Dido Elizabeth Belle, 1779


Portrait of Dido Elizabeth Belle Lindsay, Great-Niece of Lord Mansfield, and Her Cousin, Lady Elizabeth Murray, c. 1779 (by unknown artist)

by Honorée Fanonne Jeffers


A Black came in after dinner and sat with the ladies...Lord M...calls her Dido, which I suppose is all the name she has. He knows he has been reproached for showing fondness for her...


From The Diary and Letters of His Excellency Thomas Hutchinson,
        August 1779


Dido moves quickly—
as from the Latin anime.

Breath or soul.
Beside her, the generations-free kin,

a biscuit figurine in pink.
Dido standing in irony—

the lowest are taller here—
Elizabeth should provide

an unkind contrast: pretty, blond,
pale in uncovered places—

but no.
The painter worships the quickened other.

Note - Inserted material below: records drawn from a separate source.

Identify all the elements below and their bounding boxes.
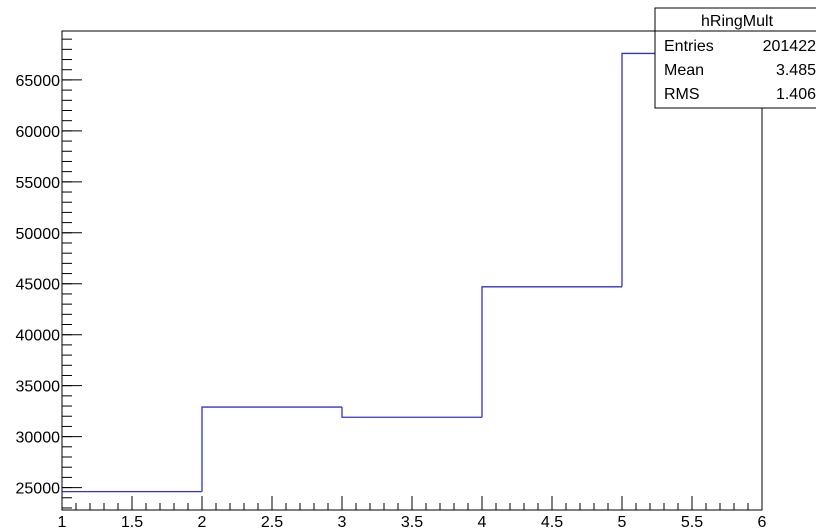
stats-box-title: hRingMult xyxy=(701,13,774,30)
axis-ticks xyxy=(61,38,763,510)
stats-row-label: Mean xyxy=(664,62,704,79)
y-tick-label: 50000 xyxy=(16,226,61,243)
y-tick-label: 25000 xyxy=(16,481,61,498)
x-tick-label: 4 xyxy=(478,514,487,531)
x-tick-label: 3.5 xyxy=(401,514,423,531)
x-tick-label: 5 xyxy=(618,514,627,531)
y-tick-label: 65000 xyxy=(16,73,61,90)
x-tick-label: 4.5 xyxy=(541,514,563,531)
x-tick-label: 6 xyxy=(758,514,767,531)
y-tick-label: 35000 xyxy=(16,379,61,396)
stats-row-label: RMS xyxy=(664,86,700,103)
x-tick-label: 1 xyxy=(58,514,67,531)
histogram-bin xyxy=(481,286,622,418)
histogram-bin xyxy=(201,406,342,492)
stats-box: hRingMult Entries 201422 Mean 3.485 RMS 1.406 xyxy=(654,7,816,109)
x-tick-label: 1.5 xyxy=(121,514,143,531)
stats-row-value: 1.406 xyxy=(776,86,816,103)
y-tick-label: 60000 xyxy=(16,124,61,141)
x-tick-label: 5.5 xyxy=(681,514,703,531)
stats-row-label: Entries xyxy=(664,38,714,55)
stats-row-value: 201422 xyxy=(763,38,816,55)
stats-row-value: 3.485 xyxy=(776,62,816,79)
tick-labels: 1 1.5 2 2.5 3 3.5 4 4.5 5 5.5 6 25000 30000 35000 4000… xyxy=(16,73,767,531)
y-tick-label: 45000 xyxy=(16,277,61,294)
y-tick-label: 55000 xyxy=(16,175,61,192)
x-tick-label: 2 xyxy=(198,514,207,531)
stats-box-frame xyxy=(654,7,816,109)
y-tick-label: 30000 xyxy=(16,430,61,447)
y-tick-label: 40000 xyxy=(16,328,61,345)
histogram-bin xyxy=(341,407,482,418)
histogram-bins xyxy=(62,52,762,493)
x-tick-label: 2.5 xyxy=(261,514,283,531)
plot-frame xyxy=(61,30,763,511)
x-tick-label: 3 xyxy=(338,514,347,531)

Dido, his coquette of deep-dish
dimples, his careless, bright love.

Forget history.
She's a teenager.

We know what that means.
Cocky, stupid about reality.

No thought of babies—
feathers in her arms.

She might wave them, clearing
dead mothers from the air—

and surely, she's special—
her uncle dressed her with care,

hid her from triangles and seas
outside this walled garden.

Let her be.
Please.

No Dying Mythical Queen
weaving a vivid, troubled skin—

but Dido, full of girlhood,
and Elizabeth reaching

a hand. Behave, cousin,
she begs.

Don't run away from me.


Dido was the great-niece of William Murray, First Earl of Mansfield; as Lord Chief Justice of the King's Bench, he is responsible for the Somersett ruling (1772), which essentially outlawed slavery in England, though not in the colonies.


Honorée Fanonne Jeffers
Photo by Sidney A Foster


Born in 1967, Honorée Fanonne Jeffers received a BA from Talladega College and an MFA from the University of Alabama. She is the author of one novel, The Love Songs of W.E.B. Du Bois (Harper, 2021), and five poetry collections, including The Age of Phillis: Poems (Wesleyan University Press, 2020), winner of the 2021 Lenore Marshall Poetry Prize and recipient of the NAACP Image Award for Outstanding Literary Work for Poetry; and The Gospel of Barbecue (The Kent State University Press, 2000), selected by Lucille Clifton for the Stan and Tom Wick Poetry Prize. Jeffers has won awards and fellowships from the American Antiquarian Society, the National Endowment for the Arts, the Rona Jaffe Foundation for Women Writers, the Witter Bynner Foundation through the Library of Congress, and she was a 2021 USA Mellon Fellow. She won the Harper Lee Award for Alabama's Distinguished Writer of the Year, and in 2020, she was inducted into the Alabama Writers Hall of Fame. She is currently a professor of English at the University of Oklahoma.